Magistrado ponente: José Francisco Acuña Vizcaya

Ley 1709 de 2014Ley 599 de 2000Ley 65 de 1993Ley 890 de 2004Ley 906 de 2004

Segunda Instancia Rad: 60186 CUI 11001600000020190132101 MÓNICA ESCOBAR MORALES JOSÉ FRANCISCO ACUÑA VIZCAYA Magistrado Ponente SP006-2023 Radicación No. 60186 (Aprobado Acta No. 010) Bogotá D.C. veinticinco (25) de enero de dos mil veintitrés (2023) VISTOS La Sala decide el recurso de apelación interpuesto por la defensa de MÓNICA ESCOBAR MORALES contra la sentencia dictada en audiencia del 10 de agosto de 2021 por la Sala Penal del Tribunal Superior del Distrito Judicial de Bogotá, mediante la cual condenó a la precitada por el delito de prevaricato por acción en concurso homogéneo y sucesivo.

HECHOS Entre el 22 de marzo y el 15 de abril de 2011, MÓNICA ESCOBAR MORALES se desempeñó como Fiscal 18 Delegada ante Jueces Penales del Circuito de esta ciudad, quien ordenó verbalmente - de manera manifiestamente contraria a la ley - la libertad de José Gregorio Ortiz Baquero, persona que fue capturada el 29 de marzo de 2011 en vía pública - concretamente en la calle 67 con carrera 8ª, barrio Lourdes de Chapinero de Bogotá - con $ 10.900.000 y 22 de tarjetas de crédito y débito a nombre de diferentes personas.

Lo anterior, pese a que ese hecho permitía establecer que el referido ciudadano había sido capturado en flagrancia, pues tenía en su poder objetos o instrumentos de los cuales se deducía fundadamente que acababa de cometer un delito. Adicionalmente, el 12 de abril de 2011, la misma funcionaria emitió orden de allanamiento al inmueble ubicado en el municipio de Chía (Cundinamarca) vereda Fonqueta, Finca La Trinidad, sin que se reunieran los requisitos legales establecidos por la ley procesal penal para ello y sólo con la pretensión de recubrir con apariencia de legalidad un falso allanamiento que tenía como finalidad apropiarse de una supuesta caleta, que se decía existía en ese inmueble.

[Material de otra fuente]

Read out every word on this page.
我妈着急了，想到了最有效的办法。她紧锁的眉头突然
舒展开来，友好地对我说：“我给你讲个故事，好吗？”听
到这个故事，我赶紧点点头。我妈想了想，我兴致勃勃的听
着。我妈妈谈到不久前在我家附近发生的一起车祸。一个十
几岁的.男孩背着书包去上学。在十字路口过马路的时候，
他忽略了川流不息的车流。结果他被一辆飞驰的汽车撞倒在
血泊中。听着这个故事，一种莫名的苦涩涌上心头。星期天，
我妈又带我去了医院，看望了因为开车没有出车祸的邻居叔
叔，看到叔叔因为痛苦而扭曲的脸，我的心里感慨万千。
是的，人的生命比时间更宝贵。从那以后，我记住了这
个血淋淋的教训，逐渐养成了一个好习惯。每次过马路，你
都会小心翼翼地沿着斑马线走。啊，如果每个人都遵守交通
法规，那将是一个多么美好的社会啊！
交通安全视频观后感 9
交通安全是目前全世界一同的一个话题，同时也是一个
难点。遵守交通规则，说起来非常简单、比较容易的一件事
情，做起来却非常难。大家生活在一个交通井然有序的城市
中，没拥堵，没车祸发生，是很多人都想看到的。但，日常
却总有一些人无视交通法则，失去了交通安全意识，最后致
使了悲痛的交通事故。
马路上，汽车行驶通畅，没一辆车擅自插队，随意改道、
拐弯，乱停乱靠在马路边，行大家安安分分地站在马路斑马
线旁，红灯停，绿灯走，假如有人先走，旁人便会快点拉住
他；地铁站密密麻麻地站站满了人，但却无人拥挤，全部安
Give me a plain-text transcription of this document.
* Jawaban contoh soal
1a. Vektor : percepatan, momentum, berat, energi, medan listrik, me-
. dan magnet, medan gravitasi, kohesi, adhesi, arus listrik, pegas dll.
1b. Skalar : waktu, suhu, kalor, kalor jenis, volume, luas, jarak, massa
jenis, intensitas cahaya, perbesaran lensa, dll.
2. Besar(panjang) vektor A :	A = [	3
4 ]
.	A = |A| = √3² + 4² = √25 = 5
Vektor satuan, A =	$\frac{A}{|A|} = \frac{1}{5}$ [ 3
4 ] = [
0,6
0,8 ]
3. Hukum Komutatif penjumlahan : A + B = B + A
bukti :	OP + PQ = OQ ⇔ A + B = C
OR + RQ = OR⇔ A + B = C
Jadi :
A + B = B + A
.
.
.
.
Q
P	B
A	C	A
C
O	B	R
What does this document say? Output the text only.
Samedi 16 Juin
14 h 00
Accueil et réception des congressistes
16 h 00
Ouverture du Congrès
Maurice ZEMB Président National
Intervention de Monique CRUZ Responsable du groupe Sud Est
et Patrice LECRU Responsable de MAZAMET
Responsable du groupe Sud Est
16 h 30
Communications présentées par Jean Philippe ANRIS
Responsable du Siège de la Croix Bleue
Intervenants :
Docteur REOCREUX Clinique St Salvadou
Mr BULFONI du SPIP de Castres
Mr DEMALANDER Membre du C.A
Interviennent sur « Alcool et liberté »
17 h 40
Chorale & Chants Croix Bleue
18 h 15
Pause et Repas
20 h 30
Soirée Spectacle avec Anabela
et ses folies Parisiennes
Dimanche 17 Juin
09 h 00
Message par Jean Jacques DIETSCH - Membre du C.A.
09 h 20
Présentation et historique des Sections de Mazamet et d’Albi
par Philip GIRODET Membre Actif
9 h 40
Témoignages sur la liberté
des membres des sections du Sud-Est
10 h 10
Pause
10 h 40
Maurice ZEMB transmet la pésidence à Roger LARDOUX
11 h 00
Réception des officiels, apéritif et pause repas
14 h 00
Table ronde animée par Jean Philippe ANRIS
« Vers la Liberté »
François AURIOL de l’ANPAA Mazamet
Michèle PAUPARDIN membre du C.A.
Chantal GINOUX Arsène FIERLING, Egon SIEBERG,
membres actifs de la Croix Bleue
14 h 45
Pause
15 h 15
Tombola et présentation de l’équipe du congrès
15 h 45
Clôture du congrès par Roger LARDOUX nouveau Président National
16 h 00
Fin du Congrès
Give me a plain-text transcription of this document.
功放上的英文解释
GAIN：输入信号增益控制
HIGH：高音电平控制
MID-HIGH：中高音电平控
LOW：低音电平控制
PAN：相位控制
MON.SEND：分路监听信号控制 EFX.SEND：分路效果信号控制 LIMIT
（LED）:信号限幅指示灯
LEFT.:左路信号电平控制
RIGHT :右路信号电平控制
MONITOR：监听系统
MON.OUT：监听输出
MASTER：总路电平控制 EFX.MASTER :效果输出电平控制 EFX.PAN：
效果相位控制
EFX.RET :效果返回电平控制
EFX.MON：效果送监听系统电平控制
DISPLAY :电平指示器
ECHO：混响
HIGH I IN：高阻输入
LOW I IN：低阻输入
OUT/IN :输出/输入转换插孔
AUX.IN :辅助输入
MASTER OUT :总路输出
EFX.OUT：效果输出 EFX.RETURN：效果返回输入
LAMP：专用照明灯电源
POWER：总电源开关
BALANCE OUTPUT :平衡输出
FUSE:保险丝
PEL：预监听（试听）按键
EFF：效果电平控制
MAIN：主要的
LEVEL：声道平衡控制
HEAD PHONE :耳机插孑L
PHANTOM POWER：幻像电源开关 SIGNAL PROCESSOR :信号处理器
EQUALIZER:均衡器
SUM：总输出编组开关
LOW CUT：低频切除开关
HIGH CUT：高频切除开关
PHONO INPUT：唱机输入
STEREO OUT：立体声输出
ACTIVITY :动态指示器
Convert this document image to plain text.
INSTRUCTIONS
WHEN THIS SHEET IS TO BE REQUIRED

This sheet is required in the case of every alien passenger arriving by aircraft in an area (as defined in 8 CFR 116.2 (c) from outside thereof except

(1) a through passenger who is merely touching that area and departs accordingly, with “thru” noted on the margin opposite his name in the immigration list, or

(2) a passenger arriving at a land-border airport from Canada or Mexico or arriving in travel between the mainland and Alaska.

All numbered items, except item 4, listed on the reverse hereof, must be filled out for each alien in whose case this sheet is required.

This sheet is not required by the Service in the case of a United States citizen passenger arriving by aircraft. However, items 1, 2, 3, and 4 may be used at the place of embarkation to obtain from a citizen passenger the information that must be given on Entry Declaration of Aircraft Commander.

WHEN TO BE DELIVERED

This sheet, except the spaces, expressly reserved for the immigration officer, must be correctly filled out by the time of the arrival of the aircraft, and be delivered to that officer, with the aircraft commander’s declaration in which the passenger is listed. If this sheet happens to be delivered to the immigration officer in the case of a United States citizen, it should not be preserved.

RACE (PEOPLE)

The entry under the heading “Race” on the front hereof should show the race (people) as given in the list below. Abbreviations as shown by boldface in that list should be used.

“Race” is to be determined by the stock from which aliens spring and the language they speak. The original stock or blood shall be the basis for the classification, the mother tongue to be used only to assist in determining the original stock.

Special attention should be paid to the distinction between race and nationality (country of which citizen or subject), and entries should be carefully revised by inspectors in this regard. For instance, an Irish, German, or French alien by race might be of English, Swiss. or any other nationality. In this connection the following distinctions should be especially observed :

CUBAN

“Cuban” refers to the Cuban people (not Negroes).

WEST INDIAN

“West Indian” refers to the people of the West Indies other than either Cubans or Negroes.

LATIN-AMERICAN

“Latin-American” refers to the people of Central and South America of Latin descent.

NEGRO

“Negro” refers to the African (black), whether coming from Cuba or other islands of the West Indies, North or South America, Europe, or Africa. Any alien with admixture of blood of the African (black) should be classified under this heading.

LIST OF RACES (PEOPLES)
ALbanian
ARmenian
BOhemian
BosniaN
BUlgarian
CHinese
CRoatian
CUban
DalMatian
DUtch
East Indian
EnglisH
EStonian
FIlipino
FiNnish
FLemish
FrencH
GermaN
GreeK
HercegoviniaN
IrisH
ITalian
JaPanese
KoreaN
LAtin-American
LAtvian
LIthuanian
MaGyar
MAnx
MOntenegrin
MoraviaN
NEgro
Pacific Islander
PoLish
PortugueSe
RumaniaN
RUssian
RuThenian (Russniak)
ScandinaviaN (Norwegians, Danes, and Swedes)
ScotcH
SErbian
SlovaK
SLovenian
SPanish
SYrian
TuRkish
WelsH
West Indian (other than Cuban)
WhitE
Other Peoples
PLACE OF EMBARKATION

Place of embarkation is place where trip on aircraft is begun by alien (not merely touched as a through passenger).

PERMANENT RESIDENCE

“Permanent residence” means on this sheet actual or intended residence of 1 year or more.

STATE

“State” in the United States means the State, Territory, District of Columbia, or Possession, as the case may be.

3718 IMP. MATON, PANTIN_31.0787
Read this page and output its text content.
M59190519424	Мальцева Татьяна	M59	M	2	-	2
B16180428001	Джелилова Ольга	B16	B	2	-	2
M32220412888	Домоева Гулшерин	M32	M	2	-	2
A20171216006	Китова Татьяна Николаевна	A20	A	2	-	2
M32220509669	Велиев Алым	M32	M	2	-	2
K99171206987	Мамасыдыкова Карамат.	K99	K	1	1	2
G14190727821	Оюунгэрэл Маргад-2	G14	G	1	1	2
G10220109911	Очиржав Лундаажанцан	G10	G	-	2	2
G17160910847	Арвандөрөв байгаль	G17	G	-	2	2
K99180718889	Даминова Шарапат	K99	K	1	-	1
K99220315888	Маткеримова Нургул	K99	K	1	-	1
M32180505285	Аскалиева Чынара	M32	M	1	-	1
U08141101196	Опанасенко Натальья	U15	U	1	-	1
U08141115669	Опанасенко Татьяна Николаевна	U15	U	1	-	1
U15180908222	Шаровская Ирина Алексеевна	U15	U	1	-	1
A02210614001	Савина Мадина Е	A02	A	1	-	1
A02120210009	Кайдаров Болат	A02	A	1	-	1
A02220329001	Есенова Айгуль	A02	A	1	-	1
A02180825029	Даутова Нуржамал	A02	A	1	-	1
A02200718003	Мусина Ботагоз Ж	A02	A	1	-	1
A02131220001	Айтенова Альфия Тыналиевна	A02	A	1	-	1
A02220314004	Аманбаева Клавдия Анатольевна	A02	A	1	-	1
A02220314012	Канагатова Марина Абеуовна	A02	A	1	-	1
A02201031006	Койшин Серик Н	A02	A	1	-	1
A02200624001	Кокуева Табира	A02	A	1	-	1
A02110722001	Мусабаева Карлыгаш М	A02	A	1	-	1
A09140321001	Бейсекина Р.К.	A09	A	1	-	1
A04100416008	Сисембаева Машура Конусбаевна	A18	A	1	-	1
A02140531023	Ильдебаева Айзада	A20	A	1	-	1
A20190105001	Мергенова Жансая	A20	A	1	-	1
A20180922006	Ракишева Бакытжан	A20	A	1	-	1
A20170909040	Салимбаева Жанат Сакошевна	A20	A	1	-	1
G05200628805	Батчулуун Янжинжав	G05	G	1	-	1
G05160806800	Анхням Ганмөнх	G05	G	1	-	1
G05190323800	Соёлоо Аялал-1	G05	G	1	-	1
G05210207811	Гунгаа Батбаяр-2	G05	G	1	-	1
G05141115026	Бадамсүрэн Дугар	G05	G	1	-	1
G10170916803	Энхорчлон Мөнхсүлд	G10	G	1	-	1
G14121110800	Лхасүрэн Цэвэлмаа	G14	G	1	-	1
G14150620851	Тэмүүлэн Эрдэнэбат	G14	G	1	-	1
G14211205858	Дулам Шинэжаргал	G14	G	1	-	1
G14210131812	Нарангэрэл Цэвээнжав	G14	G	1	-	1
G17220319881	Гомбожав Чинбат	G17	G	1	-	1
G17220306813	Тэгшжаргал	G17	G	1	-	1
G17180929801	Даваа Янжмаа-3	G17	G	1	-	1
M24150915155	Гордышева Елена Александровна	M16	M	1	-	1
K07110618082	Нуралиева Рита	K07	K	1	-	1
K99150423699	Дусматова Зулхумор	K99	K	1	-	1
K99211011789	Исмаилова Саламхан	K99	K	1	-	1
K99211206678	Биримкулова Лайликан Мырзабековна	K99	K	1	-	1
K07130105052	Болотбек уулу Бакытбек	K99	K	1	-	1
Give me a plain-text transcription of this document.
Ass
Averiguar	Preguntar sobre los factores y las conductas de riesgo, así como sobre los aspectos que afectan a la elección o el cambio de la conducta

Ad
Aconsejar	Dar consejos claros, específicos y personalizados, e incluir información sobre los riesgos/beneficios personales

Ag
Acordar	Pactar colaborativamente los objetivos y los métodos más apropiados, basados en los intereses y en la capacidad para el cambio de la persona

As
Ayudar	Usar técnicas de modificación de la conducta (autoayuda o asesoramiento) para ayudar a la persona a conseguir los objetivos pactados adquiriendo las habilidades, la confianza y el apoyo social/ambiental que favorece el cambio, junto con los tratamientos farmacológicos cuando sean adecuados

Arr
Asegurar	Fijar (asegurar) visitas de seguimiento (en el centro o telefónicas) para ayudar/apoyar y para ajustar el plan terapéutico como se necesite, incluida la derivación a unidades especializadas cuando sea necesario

ACTUACIÓN PROCESAL 1. El 30 de enero de 2019, en audiencia preliminar llevada a cabo ante el Juzgado 29 Penal Municipal con Función de Control de Garantías de Bogotá, la Fiscalía General de la Nación formuló imputación a MÓNICA ESCOBAR MORALES como autora de los delitos de falsedad ideológica en documento público - en concurso homogéneo y sucesivo -, en concurso heterogéneo con los delitos de i) falsedad material en documento público; ii) abuso de función pública; y iii) prevaricato por acción - este último en concurso homogéneo y sucesivo -, con circunstancias de mayor y menor punibilidad – descritas en los numerales 9° y 10° del artículo 58 y numeral 1° del artículo 55 de la Ley 599 de 2000, respectivamente -. 2.

El 29 de mayo de 2019 la Fiscalía radicó escrito de acusación, cuya formulación efectuó el 17 de junio del mismo año ante la Sala Penal del Tribunal Superior de Bogotá, conforme a la calificación jurídica antes descrita a excepción del delito de abuso de función pública, respecto del cual la delegada del ente acusador advirtió que solicitaría la preclusión de la investigación por haber operado el fenómeno de la prescripción de la acción penal. 3.

La audiencia preparatoria se instaló el 1° de agosto de 2019, sesión en la que las partes manifestaron que el descubrimiento probatorio había sido satisfactorio. Luego, la defensa indicó que ESCOBAR MORALES estaba interesada en realizar un preacuerdo, por lo que solicitó el aplazamiento de la diligencia. Por su parte, la delegada de la Fiscalía informó que se encontraba tramitando un principio de oportunidad a favor de la procesada.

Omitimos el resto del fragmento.